Honestly, only Ellen Burstyn keeps this from falling one step below a made-for-tv movie. It is sentimental and maudlin, and without Burstyn’s emotion, it would be a lame attempt to say something like “love heals all.” After all, all Edna Mae wants to do is help the people she can help, but cold-hearted fathers and extremist lovers want to keep her from doing so. Cal’s attraction-turned-repulsion is also a little hard to understand. Perhaps his father’s fire and brimstone have taken deeper root than he thinks? In the end, the movie pits the kind-hearted but defeated Edna Mae against the Bible-reading fanaticism of Cal. Cal’s “literal” reading of the Bible is violently opposed to Edna Mae’s love, which is what Jesus really wants. God may or may not be love, but love is God.
That, of course, means that “the other side,” or “heaven,” or whatever, has nothing to do with Jesus, only with light and “love” and some sort of soothing music, maybe like the feeling of the anesthetic taking hold in a dentist’s office, where muzak gets piped in while you go out. So even Edna Mae’s abusive and hypocritical father (Roberts Blossom) is helped along toward the light by Edna’s love, rather than any kind of repentance, faith, or forgiveness.
On our most recent episode of Saints and Cinema, Jay and I discussed movies with resurrection themes. Though we did not refer to Resurrection (mainly because I was not yet aware of it!), it is always interesting to consider how and why films use miraculous or supernatural events or themes, especially when it is outside an explicitly Christian context. The physical resurrection of Jesus is central to the Christian faith—some nominal Christians’ attempts to explain it away notwithstanding. So also in many of the films that we mentioned in that episode, the resurrection event is central, even climactic. In Resurrection, despite its title, the resurrection is not central so much as it is a convenient way to explain how Edna Mae comes by her healing power.

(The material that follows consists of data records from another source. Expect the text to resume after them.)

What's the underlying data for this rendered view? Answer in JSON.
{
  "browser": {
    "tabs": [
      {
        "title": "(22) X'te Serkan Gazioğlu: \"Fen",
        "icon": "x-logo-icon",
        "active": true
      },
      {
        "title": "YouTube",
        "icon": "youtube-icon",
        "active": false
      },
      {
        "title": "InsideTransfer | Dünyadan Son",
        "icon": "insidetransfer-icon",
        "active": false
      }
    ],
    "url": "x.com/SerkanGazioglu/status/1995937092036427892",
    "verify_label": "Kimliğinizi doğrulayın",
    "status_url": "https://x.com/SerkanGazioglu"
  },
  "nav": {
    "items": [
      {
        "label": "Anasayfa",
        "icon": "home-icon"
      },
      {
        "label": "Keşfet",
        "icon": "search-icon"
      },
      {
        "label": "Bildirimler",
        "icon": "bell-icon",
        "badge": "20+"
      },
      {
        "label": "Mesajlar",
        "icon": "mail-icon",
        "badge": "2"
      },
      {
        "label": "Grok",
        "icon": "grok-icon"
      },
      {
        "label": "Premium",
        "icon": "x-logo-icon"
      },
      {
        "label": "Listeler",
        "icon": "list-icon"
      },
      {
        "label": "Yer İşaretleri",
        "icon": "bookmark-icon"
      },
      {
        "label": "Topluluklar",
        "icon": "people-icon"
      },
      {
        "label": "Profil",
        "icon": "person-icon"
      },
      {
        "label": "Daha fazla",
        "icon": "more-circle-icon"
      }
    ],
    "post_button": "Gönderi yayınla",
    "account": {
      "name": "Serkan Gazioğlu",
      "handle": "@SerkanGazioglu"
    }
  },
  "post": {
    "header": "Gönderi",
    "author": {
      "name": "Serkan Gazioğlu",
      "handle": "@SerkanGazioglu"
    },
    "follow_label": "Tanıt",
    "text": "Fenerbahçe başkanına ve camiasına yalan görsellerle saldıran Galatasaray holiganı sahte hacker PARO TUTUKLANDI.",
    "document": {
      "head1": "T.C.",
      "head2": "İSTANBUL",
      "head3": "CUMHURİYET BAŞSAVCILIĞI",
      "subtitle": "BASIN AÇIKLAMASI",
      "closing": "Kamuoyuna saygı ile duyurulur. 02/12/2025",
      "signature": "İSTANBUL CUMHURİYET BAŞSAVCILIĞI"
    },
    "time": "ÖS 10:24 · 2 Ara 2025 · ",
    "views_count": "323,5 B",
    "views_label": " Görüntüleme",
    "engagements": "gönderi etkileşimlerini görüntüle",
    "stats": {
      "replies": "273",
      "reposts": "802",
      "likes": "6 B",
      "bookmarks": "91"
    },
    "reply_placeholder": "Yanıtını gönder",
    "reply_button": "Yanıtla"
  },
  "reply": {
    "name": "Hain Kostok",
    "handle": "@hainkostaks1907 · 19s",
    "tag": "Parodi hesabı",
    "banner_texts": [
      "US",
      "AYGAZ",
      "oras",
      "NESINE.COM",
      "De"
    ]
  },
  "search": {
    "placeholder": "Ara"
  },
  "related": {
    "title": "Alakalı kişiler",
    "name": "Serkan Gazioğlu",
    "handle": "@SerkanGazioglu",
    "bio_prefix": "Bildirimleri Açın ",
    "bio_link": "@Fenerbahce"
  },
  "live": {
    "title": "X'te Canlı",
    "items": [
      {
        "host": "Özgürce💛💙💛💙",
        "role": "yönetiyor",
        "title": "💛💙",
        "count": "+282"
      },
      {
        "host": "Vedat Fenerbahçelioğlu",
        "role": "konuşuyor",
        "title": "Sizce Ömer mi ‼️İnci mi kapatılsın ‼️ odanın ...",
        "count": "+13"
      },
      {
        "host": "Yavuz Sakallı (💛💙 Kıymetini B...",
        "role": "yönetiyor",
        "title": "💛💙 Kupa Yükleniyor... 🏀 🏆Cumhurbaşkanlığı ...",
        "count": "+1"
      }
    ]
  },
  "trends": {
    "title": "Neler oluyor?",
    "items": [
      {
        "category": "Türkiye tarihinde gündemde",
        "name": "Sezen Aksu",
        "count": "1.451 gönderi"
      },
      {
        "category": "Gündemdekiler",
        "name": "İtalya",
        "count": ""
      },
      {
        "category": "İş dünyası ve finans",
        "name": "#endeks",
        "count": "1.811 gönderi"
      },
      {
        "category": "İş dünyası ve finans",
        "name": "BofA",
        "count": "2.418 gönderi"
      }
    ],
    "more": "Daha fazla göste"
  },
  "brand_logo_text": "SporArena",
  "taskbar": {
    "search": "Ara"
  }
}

In some articles about the film, I see that it was supposedly based on a true story, and even that Martin Scorsese was “healed of asthma” by the film’s inspiration. I can’t find anything else verifying that, and it seems strange, since he still deals with asthma. Whether or not that piece of trivia is true, I wouldn’t have minded seeing the earlier iteration of the movie, one “more like The Exorcist.” Maybe that could have kept the supernatural from drifting into sentimentality.